Mary's pale eyes blazed. "Do you mean, Norma Bonkowski," she demanded angrily, "that you'd rather she should go?"

Miss Bonkowski shrugged her shoulders somewhat haughtily. "How you do talk, Mary! You know I don't,—but neither do I believe she is any deserted child, and it's worrying me constant, what we ought to do. Poor as I am, and what with father dying and the manager cutting my salary as I get older,—I'll admit it to you, Mary, though I wouldn't have him know I'm having another birthday to-day—" with a laugh and a shrug, "why, as I say, I am pretty poor, but every cent I've got is yours and the child's, and you know it, Mary Carew," and the good-hearted chorus-lady, with a reproachful backward glance at her room-mate, flounced out the door, leaving the re-assured Mary to sew, by the light of an ill-smelling lamp, until her return from the theatre near midnight.

CHAPTER III.
INTRODUCES THE LITTLE MAJOR.

While the fine, embroidered dress in which the Angel had made her appearance was all Mrs. O'Malligan had claimed it as to daintiness and quality, after a few days' wear, its daintiness gave place to dirt, its quality thinned to holes.

Upon this the Tenement was called into consultation.
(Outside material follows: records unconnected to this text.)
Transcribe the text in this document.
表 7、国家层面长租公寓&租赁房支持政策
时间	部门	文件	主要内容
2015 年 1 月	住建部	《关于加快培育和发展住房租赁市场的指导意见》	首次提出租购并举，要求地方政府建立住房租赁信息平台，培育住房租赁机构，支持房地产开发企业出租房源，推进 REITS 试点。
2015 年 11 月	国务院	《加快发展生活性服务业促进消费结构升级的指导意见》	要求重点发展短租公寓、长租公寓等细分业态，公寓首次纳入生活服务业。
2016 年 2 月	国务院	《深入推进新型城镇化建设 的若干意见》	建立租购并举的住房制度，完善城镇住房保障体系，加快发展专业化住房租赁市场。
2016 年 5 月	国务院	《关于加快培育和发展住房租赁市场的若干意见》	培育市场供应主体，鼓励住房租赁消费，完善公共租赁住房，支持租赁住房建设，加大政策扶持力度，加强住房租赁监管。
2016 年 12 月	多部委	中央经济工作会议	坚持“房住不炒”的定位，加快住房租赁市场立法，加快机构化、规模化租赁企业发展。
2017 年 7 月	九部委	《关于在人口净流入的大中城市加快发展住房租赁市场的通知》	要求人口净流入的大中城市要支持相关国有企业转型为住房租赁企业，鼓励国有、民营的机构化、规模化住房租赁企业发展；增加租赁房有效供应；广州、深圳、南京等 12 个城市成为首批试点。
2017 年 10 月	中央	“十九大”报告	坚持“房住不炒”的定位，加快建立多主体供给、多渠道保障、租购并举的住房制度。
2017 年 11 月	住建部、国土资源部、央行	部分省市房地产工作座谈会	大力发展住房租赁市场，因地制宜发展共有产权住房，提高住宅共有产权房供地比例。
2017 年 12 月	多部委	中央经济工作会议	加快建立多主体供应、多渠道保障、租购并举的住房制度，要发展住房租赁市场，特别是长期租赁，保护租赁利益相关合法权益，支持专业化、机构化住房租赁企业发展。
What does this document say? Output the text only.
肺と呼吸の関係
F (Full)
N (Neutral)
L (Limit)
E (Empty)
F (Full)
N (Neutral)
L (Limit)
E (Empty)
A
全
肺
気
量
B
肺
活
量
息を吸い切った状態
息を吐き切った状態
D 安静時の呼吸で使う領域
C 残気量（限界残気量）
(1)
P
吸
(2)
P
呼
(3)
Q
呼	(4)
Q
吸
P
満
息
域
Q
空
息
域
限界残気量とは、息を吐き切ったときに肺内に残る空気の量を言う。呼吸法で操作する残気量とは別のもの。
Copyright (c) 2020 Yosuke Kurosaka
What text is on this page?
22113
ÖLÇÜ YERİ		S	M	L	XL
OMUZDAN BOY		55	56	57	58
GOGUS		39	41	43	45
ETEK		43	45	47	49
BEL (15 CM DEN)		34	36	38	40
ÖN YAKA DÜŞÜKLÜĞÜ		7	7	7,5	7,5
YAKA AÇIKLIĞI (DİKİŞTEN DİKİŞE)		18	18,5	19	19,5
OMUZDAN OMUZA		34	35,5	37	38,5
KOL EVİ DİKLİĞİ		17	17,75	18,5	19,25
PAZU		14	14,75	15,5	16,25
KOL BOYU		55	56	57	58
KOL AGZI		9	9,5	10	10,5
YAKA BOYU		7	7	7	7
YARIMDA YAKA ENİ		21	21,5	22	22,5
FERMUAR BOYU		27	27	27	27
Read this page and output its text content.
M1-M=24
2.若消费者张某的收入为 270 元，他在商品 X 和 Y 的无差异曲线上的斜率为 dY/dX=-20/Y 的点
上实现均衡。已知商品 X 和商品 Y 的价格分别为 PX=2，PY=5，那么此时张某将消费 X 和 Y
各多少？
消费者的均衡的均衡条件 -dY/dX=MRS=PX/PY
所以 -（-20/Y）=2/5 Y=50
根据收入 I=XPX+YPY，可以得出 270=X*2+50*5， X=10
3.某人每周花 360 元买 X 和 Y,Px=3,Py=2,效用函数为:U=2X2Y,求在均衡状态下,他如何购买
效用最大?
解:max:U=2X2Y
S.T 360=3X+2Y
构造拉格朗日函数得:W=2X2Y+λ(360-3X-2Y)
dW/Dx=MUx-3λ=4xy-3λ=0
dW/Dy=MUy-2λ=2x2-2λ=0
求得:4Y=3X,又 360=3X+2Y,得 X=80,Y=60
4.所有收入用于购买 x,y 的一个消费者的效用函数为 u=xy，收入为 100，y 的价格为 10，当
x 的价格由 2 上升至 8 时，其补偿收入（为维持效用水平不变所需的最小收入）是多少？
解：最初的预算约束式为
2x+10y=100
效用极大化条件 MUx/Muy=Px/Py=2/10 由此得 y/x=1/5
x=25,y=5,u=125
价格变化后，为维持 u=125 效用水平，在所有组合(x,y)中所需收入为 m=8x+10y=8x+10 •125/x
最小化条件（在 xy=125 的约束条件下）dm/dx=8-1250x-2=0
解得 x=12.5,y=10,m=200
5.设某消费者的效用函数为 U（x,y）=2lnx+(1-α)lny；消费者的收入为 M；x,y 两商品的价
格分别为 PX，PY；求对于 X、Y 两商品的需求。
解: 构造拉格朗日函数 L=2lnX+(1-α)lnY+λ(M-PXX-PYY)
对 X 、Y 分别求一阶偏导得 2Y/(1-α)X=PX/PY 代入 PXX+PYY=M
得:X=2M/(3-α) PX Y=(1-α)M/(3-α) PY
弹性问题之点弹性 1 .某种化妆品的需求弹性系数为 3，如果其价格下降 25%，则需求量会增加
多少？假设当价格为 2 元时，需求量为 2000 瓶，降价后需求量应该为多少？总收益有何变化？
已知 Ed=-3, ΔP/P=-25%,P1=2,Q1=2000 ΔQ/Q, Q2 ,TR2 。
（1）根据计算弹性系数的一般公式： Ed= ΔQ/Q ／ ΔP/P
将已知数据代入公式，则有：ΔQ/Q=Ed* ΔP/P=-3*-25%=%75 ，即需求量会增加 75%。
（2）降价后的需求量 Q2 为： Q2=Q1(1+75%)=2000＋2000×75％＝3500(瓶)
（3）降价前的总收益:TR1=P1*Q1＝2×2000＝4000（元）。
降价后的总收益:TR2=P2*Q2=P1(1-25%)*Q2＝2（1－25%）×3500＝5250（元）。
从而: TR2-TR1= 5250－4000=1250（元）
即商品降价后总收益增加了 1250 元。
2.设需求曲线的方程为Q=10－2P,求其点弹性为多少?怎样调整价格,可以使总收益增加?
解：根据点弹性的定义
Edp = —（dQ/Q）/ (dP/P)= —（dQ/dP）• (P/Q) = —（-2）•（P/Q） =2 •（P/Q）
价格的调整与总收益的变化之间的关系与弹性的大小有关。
The Angel must be clothed, but what, even from its cosmopolitan wardrobe, could the house produce suitable for angelic wear? Many lands indeed were represented by the inmates who now called its shelter home, but none from that country where Angels are supposed to have their being.

"On my word," quoth Miss Bonkowski to the ladies gathered in the room at her bidding, and Miss Norma gave an eloquent shrug and elevated her blackened eyebrows as she spoke, "on my word I believe her little heart would break if she had to stay in dirty, ragged clothes very long. Such a darling for being washed and curled, such a precious for always cleaning up! It makes me sure she must be different,"—Miss Norma was airy but she was also humble, recognizing perhaps her own inherent shrinking from too frequent an application of soap and water—"she's something different, born and bred, from such as me!"

But at this the ladies murmured. Miss Bonkowski had been their pride, their boast, nor did their allegiance falter now, even in the face of the Angel's claims to superiority.

Miss Bonkowski was not ungrateful for this expression of loyalty, which she acknowledged with a smile, as she tightened the buckle on the very high-heeled and coquettish slipper she was rejuvenating, but she protested, nevertheless, that all this did not alter the fact that the Angel must be clothed.

"As fer th' dirt," said the energetic Mrs. O'Malligan, on whose ample lap the Angel was at that moment sitting in smiling friendliness, "sure an' I'll be afther washin' her handful uv clothes ivery wake, meself, an' what with them dozens of dresses I'm doin' fer Mrs. Tony's childers all th' time, it's surely a few she'd be a-givin' me, whin I tell her about th' darlint, an' me a niver askin' fer nothin' at all, along of all mine bein' boys. Sure an' I'll be a-beggin' her this very day, I will, whin I carry me washin' home."